I came across Shreyas Doshi’s tweet, which challenged the common mantra that “execution is more important than strategy.” This got me thinking about how strategy works in organizations.
When I read “Understanding Michael Porter” and arrived at the section on strategic fit, I had an insight that tied several threads of my learning journey together.
In my previous experience as a brand manager, I learned that a brand is not just a logo or a tagline — it manifests itself in every interaction with the customer. The website, the packaging, the retail experience, and customer support: every touchpoint needs to be “on brand.”
Reading “Understanding Michael Porter” and the section on strategic fit, I realized: strategy, like brand, lives in the choices people make every day.
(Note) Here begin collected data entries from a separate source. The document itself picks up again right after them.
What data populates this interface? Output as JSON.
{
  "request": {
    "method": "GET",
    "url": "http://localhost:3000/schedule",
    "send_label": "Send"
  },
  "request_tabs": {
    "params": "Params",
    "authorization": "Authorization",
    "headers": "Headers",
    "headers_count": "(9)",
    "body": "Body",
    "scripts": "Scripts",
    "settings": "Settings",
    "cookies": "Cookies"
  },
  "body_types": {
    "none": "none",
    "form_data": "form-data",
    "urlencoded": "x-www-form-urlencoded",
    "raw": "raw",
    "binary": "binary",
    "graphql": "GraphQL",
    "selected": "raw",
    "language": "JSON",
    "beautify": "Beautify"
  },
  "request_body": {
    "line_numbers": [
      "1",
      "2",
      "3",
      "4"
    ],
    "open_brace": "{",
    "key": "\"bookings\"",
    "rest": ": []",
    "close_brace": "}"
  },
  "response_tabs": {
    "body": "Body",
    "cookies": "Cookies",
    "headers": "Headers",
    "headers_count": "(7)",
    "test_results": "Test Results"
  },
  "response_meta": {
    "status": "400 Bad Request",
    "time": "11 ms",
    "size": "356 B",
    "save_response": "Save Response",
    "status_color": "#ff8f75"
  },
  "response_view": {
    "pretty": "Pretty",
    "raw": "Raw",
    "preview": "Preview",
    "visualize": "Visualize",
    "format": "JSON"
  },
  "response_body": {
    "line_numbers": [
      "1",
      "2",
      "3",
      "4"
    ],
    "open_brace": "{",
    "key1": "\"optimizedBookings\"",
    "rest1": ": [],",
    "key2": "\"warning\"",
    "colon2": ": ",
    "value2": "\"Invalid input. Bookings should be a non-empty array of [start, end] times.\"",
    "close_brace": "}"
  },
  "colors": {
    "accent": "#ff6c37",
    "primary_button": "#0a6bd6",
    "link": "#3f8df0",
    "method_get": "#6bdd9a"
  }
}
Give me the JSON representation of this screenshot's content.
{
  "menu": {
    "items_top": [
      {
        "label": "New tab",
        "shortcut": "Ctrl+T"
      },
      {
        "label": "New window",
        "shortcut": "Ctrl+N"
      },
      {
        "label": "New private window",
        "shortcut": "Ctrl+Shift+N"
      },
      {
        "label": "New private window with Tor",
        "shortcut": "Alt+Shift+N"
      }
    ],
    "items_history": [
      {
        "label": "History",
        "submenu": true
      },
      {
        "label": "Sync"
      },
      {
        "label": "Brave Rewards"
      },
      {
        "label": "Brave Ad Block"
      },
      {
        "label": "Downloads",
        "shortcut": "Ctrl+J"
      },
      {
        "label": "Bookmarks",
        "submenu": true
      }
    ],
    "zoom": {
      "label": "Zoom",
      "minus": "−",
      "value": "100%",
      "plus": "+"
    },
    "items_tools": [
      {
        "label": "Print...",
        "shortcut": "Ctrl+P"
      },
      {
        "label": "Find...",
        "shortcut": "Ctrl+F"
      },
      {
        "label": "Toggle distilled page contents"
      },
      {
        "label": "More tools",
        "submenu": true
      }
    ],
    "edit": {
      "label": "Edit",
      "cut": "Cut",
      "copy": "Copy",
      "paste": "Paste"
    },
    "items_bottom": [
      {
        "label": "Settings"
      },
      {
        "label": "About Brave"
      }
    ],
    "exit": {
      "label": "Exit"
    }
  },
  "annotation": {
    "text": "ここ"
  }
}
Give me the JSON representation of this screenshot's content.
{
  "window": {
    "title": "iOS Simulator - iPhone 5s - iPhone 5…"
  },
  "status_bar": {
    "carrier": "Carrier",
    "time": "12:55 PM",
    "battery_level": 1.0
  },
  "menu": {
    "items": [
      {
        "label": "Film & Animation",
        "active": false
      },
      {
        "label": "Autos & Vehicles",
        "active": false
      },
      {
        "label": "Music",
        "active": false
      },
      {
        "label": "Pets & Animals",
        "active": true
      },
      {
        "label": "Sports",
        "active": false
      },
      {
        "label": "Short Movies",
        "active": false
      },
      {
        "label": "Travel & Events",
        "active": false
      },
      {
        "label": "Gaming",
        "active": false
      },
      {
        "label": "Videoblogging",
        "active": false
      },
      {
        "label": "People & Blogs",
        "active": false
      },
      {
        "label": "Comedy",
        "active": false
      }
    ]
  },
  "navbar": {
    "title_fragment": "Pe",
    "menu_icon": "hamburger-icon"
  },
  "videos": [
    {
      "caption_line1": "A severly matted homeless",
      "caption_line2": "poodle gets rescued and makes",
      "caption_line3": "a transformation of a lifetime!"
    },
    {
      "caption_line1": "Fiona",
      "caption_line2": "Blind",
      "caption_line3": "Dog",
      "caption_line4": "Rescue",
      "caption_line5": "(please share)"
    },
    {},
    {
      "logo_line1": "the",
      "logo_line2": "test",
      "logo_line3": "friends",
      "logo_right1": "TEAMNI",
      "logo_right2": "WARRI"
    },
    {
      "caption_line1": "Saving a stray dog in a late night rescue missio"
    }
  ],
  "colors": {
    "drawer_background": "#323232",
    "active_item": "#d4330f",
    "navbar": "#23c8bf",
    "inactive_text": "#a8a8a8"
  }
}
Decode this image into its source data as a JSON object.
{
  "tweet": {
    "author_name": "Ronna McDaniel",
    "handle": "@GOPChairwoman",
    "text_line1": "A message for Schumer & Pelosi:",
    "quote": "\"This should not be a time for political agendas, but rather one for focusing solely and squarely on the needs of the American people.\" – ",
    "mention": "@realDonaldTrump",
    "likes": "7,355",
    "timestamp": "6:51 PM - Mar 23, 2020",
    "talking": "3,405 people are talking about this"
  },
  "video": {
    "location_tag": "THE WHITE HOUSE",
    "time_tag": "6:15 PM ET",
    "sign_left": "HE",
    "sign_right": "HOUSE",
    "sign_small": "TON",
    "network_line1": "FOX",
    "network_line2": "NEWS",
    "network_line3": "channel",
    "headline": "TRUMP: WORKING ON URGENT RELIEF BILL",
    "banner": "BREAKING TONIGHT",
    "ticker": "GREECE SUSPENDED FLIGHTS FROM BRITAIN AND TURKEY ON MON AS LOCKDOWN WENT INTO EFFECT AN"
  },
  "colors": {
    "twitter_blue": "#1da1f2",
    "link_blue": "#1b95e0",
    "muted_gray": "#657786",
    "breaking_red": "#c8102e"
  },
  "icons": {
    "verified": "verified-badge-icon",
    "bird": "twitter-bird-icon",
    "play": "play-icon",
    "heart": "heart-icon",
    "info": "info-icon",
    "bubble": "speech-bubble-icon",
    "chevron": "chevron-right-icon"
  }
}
The micro-moments of strategy
Strategy shows itself in small choices:
- A developer deciding which technical debts to tackle now and which to tackle later
- A designer choosing which patterns to standardize and which to customize
- A support specialist knowing when to follow protocol and when to make exceptions
These micro-decisions add up. They are the dark matter of organizations — invisible, yet an essential part of what determines the success or failure of strategy.
Strategy as a background hum
This realization led me to understand why clarity in strategy is so important.
A brilliant company does not require everyone to recite the strategy verbatim. Instead, the strategy acts like a background hum — a clearly defined strategy creates alignment and gives people the freedom to act confidently.
“Good strategy can actually free startups up to move faster by making it clear exactly what the company wants to do, and for whom, and giving autonomy to the talented people it hires by letting them select their own coherent actions that fit within the strategy.”
This works if the strategy creates clarity. Not the fake clarity of platitudes (“we deliver exceptional customer experiences!”), but the painful clarity of trade-offs.
What will we not do? Which customers will we not serve? Which opportunities will we deliberately ignore?
A strategy without sharp edges is not a strategy. It’s wishful thinking.
Strategy in daily decisions
When companies separate strategy from execution, they create a model with centralized intelligence. A few “smart” people decide and everyone else implements it.
This hierarchical approach may have worked in the industrial age, but it is terribly slow for our time.
The best teams are fast not because they are told what to do but because they understand the strategy well enough to act on their own.
Strategy is not a department. It is not limited to management meetings. It is about having a framework in which the right decisions— can be made - anywhere and at any time.
The organizations that win not only have better strategies but also better strategy distribution. They recognize that each team member is a strategist in their field, making small decisions that collectively determine the fate of the business by either reinforcing or undermining planned direction.